Quitting completely is the only way to stop and reverse the damage done by cigarettes.  Cutting down in the weeks before surgery does not appear to reduce the risks of wound or lung complications at all.  You can cut down before stopping smoking completely, but the recovery of your body will only start from the time you stop completely.

After you quit:

  • At 24 hours the nicotine and carbon monoxide from cigarettes will be mostly gone from your body. Even quitting 12 hours before surgery will improve your heart rate and blood oxygen levels.
  • At 1 week the cilia in your lungs will have begun to recover and will start cleaning mucus out of your lungs.
  • At 2 weeks your throat and the large airways in your lungs will be less reactive, causing less problems with breathing during surgery.
  • At 3 weeks your body's ability to heal wounds will have begun to improve.
  • At 4 weeks the small airways in your lungs will be working better, but will still improve over the next five months.
  • At 6 weeks your lungs will produce a normal amount of mucus, which will help your breathing during surgery.
  • At 8 weeks your risk of lung complications will be lower than a continuing smoker.  Your blood will be less thick and sticky, and your blood flow will improve. Your risk of wound complications will be much less than a continuing smoker.  Your immune system and response to anaesthetic drugs will also improve.

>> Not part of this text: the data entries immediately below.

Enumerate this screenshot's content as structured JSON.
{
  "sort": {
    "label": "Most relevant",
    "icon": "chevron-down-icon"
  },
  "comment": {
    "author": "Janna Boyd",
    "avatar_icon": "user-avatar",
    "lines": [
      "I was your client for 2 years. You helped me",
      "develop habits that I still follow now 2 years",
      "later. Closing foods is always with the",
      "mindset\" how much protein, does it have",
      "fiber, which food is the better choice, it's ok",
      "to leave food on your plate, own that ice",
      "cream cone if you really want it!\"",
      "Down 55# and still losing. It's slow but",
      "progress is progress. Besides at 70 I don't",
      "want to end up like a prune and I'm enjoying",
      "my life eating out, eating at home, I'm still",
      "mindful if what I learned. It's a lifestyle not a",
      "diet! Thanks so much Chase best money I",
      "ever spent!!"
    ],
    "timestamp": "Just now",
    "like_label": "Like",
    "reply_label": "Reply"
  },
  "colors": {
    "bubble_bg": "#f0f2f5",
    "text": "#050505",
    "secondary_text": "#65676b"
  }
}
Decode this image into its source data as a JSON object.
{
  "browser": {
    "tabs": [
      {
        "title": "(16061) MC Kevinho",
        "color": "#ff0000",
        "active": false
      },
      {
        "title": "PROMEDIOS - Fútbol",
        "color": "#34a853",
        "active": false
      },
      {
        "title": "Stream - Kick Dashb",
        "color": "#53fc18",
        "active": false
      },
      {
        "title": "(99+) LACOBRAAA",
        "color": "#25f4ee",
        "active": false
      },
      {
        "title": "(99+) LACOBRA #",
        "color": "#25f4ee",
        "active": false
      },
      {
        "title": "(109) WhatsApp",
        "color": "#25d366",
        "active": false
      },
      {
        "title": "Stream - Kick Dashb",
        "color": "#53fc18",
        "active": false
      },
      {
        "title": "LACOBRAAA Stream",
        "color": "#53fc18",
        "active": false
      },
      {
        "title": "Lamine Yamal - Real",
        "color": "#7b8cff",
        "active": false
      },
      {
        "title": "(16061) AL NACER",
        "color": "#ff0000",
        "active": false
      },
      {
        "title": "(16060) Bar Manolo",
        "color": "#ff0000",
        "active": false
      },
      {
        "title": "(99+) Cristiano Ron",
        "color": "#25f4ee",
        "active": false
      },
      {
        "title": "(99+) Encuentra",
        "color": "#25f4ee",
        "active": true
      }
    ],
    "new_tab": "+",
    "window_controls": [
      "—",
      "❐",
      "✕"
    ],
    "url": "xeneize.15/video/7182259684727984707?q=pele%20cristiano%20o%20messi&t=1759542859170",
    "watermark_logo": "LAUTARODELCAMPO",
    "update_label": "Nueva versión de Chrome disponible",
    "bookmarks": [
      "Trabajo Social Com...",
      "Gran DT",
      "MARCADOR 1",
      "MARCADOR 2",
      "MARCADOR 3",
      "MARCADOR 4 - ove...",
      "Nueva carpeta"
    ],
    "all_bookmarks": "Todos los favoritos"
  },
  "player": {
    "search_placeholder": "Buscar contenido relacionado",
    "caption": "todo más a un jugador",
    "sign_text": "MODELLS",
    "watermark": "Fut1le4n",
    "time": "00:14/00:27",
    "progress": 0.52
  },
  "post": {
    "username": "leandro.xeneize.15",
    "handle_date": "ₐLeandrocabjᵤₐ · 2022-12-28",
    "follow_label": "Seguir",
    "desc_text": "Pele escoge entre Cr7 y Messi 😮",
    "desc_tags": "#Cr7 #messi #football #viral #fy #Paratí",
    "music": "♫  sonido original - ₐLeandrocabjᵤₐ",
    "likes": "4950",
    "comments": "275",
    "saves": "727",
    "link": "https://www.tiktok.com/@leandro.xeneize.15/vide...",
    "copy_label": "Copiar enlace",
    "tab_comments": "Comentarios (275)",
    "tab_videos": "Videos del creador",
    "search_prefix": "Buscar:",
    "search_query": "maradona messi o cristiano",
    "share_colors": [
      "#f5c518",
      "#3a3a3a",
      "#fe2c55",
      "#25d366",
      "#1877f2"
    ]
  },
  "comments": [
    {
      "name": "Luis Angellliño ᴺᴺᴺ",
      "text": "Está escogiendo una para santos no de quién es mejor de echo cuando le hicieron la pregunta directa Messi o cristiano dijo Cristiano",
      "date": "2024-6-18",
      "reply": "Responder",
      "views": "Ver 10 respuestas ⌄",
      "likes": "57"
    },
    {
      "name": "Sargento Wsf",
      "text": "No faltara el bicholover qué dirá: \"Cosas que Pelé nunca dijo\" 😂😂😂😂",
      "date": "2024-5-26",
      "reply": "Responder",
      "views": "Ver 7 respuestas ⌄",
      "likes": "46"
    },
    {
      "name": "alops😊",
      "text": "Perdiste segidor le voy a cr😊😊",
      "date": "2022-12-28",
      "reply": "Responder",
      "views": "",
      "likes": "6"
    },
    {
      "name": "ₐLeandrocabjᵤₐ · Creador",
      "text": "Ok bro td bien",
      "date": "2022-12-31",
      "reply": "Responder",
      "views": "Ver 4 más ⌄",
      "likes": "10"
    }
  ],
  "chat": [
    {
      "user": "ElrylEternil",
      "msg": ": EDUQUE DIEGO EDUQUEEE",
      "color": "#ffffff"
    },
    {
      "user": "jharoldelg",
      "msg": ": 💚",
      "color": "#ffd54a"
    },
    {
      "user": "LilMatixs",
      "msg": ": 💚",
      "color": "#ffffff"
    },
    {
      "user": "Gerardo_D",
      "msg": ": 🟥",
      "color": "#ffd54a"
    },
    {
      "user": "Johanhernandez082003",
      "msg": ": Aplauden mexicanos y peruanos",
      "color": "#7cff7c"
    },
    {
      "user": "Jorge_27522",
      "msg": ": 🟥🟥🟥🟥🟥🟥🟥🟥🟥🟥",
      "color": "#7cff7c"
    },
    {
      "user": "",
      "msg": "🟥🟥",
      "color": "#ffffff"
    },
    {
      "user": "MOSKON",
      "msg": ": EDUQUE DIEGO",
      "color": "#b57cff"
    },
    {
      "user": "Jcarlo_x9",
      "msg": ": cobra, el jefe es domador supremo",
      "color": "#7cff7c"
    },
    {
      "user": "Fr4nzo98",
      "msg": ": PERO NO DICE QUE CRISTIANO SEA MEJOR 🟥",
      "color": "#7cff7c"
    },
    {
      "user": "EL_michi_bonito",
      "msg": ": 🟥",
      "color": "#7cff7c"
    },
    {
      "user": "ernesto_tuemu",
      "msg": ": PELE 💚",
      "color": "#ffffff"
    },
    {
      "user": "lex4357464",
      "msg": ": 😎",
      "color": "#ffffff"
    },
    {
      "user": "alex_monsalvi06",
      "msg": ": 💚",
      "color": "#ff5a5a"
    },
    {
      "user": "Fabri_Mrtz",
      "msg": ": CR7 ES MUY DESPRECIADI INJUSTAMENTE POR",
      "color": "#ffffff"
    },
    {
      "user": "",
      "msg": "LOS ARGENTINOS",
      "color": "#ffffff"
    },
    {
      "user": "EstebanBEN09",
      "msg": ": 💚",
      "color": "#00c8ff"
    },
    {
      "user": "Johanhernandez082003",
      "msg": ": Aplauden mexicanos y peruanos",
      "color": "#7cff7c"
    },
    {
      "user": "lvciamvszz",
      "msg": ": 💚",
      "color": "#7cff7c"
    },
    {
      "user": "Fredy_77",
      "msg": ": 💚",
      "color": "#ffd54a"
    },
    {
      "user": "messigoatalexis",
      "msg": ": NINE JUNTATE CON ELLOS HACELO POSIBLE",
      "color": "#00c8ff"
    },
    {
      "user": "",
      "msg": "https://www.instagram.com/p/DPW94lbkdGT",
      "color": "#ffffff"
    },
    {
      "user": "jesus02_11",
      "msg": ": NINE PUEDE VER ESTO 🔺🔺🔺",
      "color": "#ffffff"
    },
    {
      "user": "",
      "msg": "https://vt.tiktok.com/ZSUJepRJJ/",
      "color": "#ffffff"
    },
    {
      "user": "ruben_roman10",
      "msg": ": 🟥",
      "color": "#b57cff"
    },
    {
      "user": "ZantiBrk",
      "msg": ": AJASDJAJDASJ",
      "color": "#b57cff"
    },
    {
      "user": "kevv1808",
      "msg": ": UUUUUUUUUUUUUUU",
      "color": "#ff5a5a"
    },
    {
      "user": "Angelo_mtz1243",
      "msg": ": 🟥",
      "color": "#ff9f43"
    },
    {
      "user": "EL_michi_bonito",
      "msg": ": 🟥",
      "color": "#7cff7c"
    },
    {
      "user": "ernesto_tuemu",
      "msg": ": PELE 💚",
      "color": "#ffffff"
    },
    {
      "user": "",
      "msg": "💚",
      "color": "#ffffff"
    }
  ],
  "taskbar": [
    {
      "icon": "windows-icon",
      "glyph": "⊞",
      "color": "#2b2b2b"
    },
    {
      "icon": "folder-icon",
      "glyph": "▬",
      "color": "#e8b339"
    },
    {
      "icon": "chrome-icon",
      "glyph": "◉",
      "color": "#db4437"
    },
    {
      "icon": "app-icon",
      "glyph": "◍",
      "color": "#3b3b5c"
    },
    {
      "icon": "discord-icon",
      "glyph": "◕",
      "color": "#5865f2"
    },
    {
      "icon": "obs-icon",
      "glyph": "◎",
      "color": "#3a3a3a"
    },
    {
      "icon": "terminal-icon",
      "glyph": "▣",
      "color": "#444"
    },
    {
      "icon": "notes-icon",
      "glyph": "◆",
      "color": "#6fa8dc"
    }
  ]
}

Your rate or extent of recovery may also depend on other things such as whether you already have an advanced smoking-related illness. 

After surgery, it is important that you do not start smoking again, even if you only quit 12 hours before surgery.  Allow your body to recover and heal properly.  Smoking makes recovery harder by stressing your heart, affecting your blood pressure, reducing oxygen in your blood and body tissues and damaging your lungs. 

Passive smoking and surgery

Children and adults exposed to tobacco smoke have more breathing difficulties after having a general anaesthetic drug than non-smokers who have not been passive smoking. Children affected by tobacco smoke have lower levels of oxygen in their blood after surgery.

Non-smokers should avoid other's tobacco smoke before surgery.